## The bias of the unbiased

A hilarious paper from Stanford shows the bias of the unbiased [ Proc. Natl. Acad. Sci. vol. 115 pp. E3635 – E3644 ’18 ].  No one wants to be considered biased or to use stereotypes, but this paper indicts all of us.  They use a technique called word embedding to look at a large body of printed material (Wikipedia, Google news articles etc. etc.) over the past 100 years, to look for word associations  -e.g. male trustworthy female submissive and the like. In word embedding models, each word in a given language is associated with a high dimensional vector (not clear to me how the dimensions are chosen) and the metric between the words is measured.  A metric is simply a mathematical device that takes two objects and associates a number with them.  The distance between cities is a good example.

The vector for France is close to vectors for Austria and Italy.  The difference between London and England (obtained by subtracting them) is parallel to the difference between to the difference between Paris and France.  This allows embeddings to capture analogy relationships such as London is to England as Paris is to France.
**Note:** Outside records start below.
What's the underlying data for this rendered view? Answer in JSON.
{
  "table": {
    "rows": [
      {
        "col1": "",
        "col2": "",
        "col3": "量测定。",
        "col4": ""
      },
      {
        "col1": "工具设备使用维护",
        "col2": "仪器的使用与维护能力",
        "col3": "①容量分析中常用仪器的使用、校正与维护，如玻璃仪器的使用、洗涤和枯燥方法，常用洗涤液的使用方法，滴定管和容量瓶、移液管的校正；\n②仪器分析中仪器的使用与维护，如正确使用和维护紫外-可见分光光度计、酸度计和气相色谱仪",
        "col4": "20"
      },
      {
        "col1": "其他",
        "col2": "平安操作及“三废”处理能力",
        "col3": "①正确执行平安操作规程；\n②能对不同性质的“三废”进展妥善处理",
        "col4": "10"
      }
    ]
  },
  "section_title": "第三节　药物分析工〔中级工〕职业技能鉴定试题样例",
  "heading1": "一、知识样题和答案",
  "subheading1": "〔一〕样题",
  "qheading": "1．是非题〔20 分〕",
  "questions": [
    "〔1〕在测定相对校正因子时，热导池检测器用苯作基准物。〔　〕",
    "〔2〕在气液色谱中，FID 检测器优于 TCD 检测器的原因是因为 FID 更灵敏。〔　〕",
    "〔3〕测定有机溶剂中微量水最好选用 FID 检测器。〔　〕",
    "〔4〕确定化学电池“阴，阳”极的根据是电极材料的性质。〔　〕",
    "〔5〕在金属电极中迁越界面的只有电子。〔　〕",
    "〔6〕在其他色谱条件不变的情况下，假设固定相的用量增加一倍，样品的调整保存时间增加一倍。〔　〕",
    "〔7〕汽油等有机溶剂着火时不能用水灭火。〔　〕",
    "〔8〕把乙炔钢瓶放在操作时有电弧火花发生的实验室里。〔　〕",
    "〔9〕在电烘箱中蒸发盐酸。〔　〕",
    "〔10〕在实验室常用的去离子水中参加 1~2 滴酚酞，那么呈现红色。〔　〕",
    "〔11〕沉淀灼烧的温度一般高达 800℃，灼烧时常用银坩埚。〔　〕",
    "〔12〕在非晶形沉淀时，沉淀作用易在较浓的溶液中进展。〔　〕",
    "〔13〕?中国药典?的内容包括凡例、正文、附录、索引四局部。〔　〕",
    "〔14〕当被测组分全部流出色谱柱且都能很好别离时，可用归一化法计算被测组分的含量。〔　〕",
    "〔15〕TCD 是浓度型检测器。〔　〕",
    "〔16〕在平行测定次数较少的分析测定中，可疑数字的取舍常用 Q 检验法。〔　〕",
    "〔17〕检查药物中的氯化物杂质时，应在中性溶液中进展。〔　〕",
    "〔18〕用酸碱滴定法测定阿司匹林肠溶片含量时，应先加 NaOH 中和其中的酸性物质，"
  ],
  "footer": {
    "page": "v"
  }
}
So word embeddings were used as a way to study gender and ethnic stereotypes in the 20th and 21st centuries in the USA.  Not only that but they plotted how the biases changed over time.

So in your mind the metric between bias == bad, stereotype == worse is clear

So just as women’s occupations have changed so have the descriptors of women.  Back in the day women, if they worked out of the home at all, were teachers or nurses.  A descendent of Jonathan Edwards was a grade school teacher in the town of my small rural high school.

As women moved into the wider workforce from them the descriptors of them changed.  The following is a pair of direct quotes from the article.”

“More importantly, these correlations are very similar over the decades, suggesting that the relationship between embedding bias score and “reality,” as measured by occupation participation, is consistent over time” ….”This consistency makes the interpretation of embedding bias more reliable; i.e., a given bias score corresponds to approximately the same percentage of the workforce in that occupation being women, regardless of the embedding decade.”

English translation:  As women’s percentage of workers in a given occupation changed the ‘bias score’ changed with it.

So what the authors describe and worse, define, as bias and stereotyping is actually an accurate perception of reality.  We’re all guilty.

The authors are following Humpty Dumpty in Alice in Wonderland  — ““When I use a word,” Humpty Dumpty said, in rather a scornful tone, “it means just what I choose it to mean—neither more nor less.” “The question is,” said Alice, “whether you can make words mean so many different things.” “The question is,” said Humpty Dumpty, “which is to be master—that’s all.”

I find the paper hilarious and an example of the bias of the supposedly unbiased.